I bought the 128-thread machine with Windows workstation. As expected, it breaks up the threads into two 64 thread processor groups. If I try to run a second instance of a 50-thread code, Windows tries to jam it into the node it stu8ck the first instance in. Does anyone have experience getting Intel Fortran or OpenMP to span the two nodes? I'm reluctant to try to use affinity & run two instances; for a variety of reasons, I'd rather span the nodes...i.e., Use 120 or so threads assigned to one instance of the program.
Open to ideas or experience with this problem.
Hi Bruce, I've acces to not more than 16 threads (8 physical cores), but I experienced that Windows OS maps by default (e.g. for the Intel Linpack, which comes with the compiler) all threads to the lowest logical core names, so that e.g. 8 threads run on only the first 4 physical cores. If you define kmp_affinity=scatter (e.g. in batch file
set KMP_AFFINITY=nowarnings,scatter,1,0,granularity=fine), the threads are distributed to the physical cores first.
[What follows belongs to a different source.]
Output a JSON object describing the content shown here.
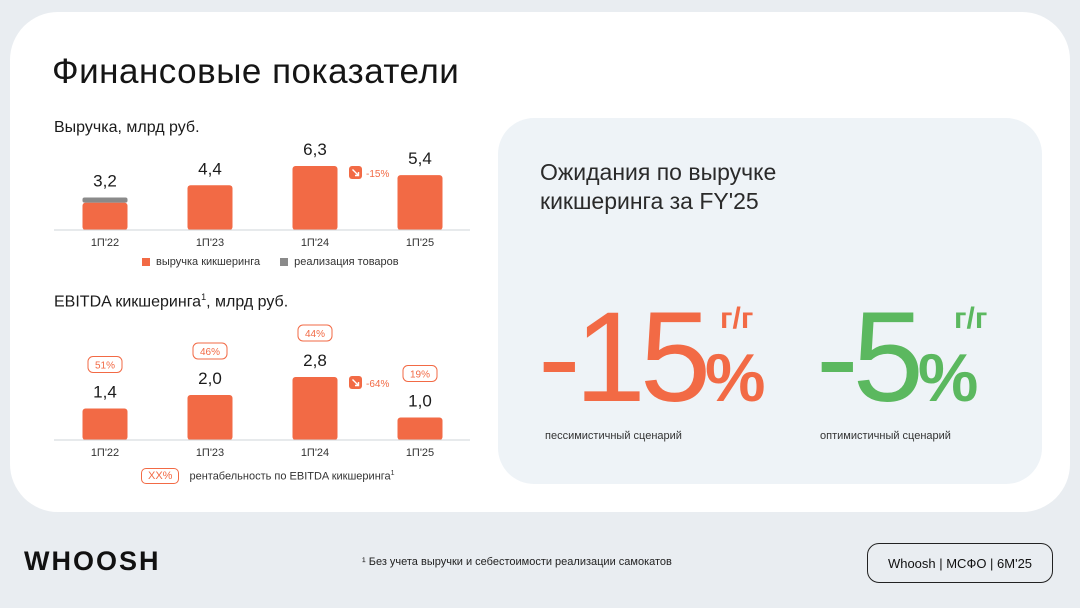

I'm no expert in these things, maybe Jim Dempsey can give better advice and explanation.
I read somewhere that Windows 10 OS behaves differently over the realeases ragarding processor groups. Most recent versions (e.g. 2004) might do a better job in scheduling. (GNU/Linux with recent kernels seems to work better with higher core count.)
Anyways, maybe the Linpack is a good thing to start to play around with kmp_affinity and maybe other needed switches (C:\Program Files (x86)\IntelSWTools\compilers_and_libraries_2020.2.254\windows\mkl\benchmarks\linpack).
Windows affinity uses a 64-bit bit mask, and on systems with more than 64 hardware threads, has a concept called processor groups, and in which case each group has its own 64-bit bit mask (which may be partially occupied.
Linux provides a bit mask, which is system build dependent, and can be of any arbitrary size.
On Windows, the (as far as I know) the OpenMP implementations do not make use of processor groups. Note, I have not verified if this is so with the current release.
If you search msdn.microsoft.com for processor groups, you should be able to find the API and (hopefully) example code. With that information (on Windows) you could:
1) Launch oversubscribed (for single processor group) application with desired affinity
2) Retrieve 64-bit bit masks for the process and for the thread (also retrieve the process group number and number of groups.
3) count bits set in process affinity bit mask (this will be for the assigned processor group)
4) If your OpenMP logical processor number is .ge. the number of set bits, using the Process Group API select a different processor group than the current processor group (this may be up or down and not necessarily contiguous).
5) reset your thread affinity to that obtained earlier
Note, you may have to repeat3:5 should you require additional processor groups to map you application.